Reputation: 859
I was writing a quick helper in Sinatra for redirect_to_next
, where I redirect to the path provided by session[:next]
if it exists, or a default.
In Sinatra, session
really provided by Rack, and by spec, it is said to provide a hash like interface for fetch
. I wrote the following error helper to explain my problem.
error 401 do
session[:next] = request.path
puts "get #{session[:next]}"
puts "fetch #{session.fetch(:next, '/')}"
redirect "/login"
end
When I attempt to access /settings when not logged in, I halt 401
which runs the above code. This is what it prints to my terminal:
get /settings
fetch /
:next
exists as a key, so why is it giving me the default as if it does not?
Update
This minimal example shows the same behavior.
require 'sinatra'
set :sessions, true
get '/' do
session[:testing] = "hello"
puts "get #{session[:testing]}"
puts "fetch #{session.fetch(:testing, 'goodbye')}"
end
Logs
[2012-04-29 14:11:51] INFO WEBrick::HTTPServer#start: pid=1954 port=9292
get hello
fetch goodbye
10.0.2.2 - - [29/Apr/2012 14:11:54] "GET / HTTP/1.1" 200 - 0.0485
Software
Upvotes: 2
Views: 347
Reputation: 79783
The session hash isn’t a normal Ruby Hash
, it’s a Rack::Session::Abstract::SessionHash
. SessionHash
actually inherits from Hash
, but it overrides the []=
and []
methods, calling to_s
on any keys before storing and retrieving them.
Extending your update example:
require 'sinatra'
set :sessions, true
get '/' do
session[:testing] = "hello"
puts "get #{session[:testing]}"
puts "fetch #{session.fetch(:testing, 'goodbye')}"

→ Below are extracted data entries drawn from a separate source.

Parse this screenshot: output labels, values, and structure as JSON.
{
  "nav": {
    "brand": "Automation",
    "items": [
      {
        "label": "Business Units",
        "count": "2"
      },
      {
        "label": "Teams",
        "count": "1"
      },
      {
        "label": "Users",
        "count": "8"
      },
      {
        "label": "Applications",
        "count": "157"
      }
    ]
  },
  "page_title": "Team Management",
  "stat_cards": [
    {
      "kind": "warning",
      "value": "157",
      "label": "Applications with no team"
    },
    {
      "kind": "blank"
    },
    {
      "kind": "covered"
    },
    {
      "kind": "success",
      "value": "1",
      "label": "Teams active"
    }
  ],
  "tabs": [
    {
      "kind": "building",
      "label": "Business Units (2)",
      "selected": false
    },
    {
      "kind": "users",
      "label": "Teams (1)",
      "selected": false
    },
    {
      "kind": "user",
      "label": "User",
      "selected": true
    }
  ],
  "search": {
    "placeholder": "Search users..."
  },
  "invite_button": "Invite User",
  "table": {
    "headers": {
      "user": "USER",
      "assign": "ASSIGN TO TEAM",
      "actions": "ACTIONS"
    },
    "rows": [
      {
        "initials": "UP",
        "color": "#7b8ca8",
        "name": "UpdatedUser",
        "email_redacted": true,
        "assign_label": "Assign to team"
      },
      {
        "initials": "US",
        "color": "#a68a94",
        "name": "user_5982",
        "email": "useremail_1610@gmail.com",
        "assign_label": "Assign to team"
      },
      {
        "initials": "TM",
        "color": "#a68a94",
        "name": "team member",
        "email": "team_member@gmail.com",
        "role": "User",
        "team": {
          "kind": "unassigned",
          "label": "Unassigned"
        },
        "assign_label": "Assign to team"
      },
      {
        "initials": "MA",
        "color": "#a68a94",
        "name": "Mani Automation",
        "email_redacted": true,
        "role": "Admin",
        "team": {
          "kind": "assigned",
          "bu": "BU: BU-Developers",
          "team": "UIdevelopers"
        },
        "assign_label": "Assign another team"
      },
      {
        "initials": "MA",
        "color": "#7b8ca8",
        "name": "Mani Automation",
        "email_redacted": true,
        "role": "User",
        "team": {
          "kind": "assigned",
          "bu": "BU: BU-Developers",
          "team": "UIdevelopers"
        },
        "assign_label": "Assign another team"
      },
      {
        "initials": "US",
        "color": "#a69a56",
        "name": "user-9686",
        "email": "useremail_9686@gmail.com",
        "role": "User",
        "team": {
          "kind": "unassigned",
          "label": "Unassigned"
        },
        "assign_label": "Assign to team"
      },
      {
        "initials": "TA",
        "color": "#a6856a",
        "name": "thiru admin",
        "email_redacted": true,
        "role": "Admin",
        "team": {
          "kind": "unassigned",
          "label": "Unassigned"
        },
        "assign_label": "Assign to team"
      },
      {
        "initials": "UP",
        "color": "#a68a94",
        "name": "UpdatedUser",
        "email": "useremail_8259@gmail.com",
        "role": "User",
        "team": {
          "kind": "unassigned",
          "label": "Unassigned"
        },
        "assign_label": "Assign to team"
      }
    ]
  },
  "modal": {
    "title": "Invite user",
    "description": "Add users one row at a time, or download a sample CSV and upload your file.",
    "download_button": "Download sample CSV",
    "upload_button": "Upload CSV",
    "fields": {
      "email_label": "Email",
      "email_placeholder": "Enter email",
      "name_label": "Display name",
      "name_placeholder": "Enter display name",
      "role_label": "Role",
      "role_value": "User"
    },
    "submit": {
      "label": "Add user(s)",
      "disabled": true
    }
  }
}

puts "fetch with string #{session.fetch(:testing.to_s, 'goodbye')}"
end
gives this output:
get hello
fetch goodbye
fetch with string hello
When you use Hash#fetch
, passing a symbol, the method gets dispatched directly to the parent hash, without being converted to a string, and so the matching key isn’t found.
So, always use Strings as keys in your sessions and everything should work.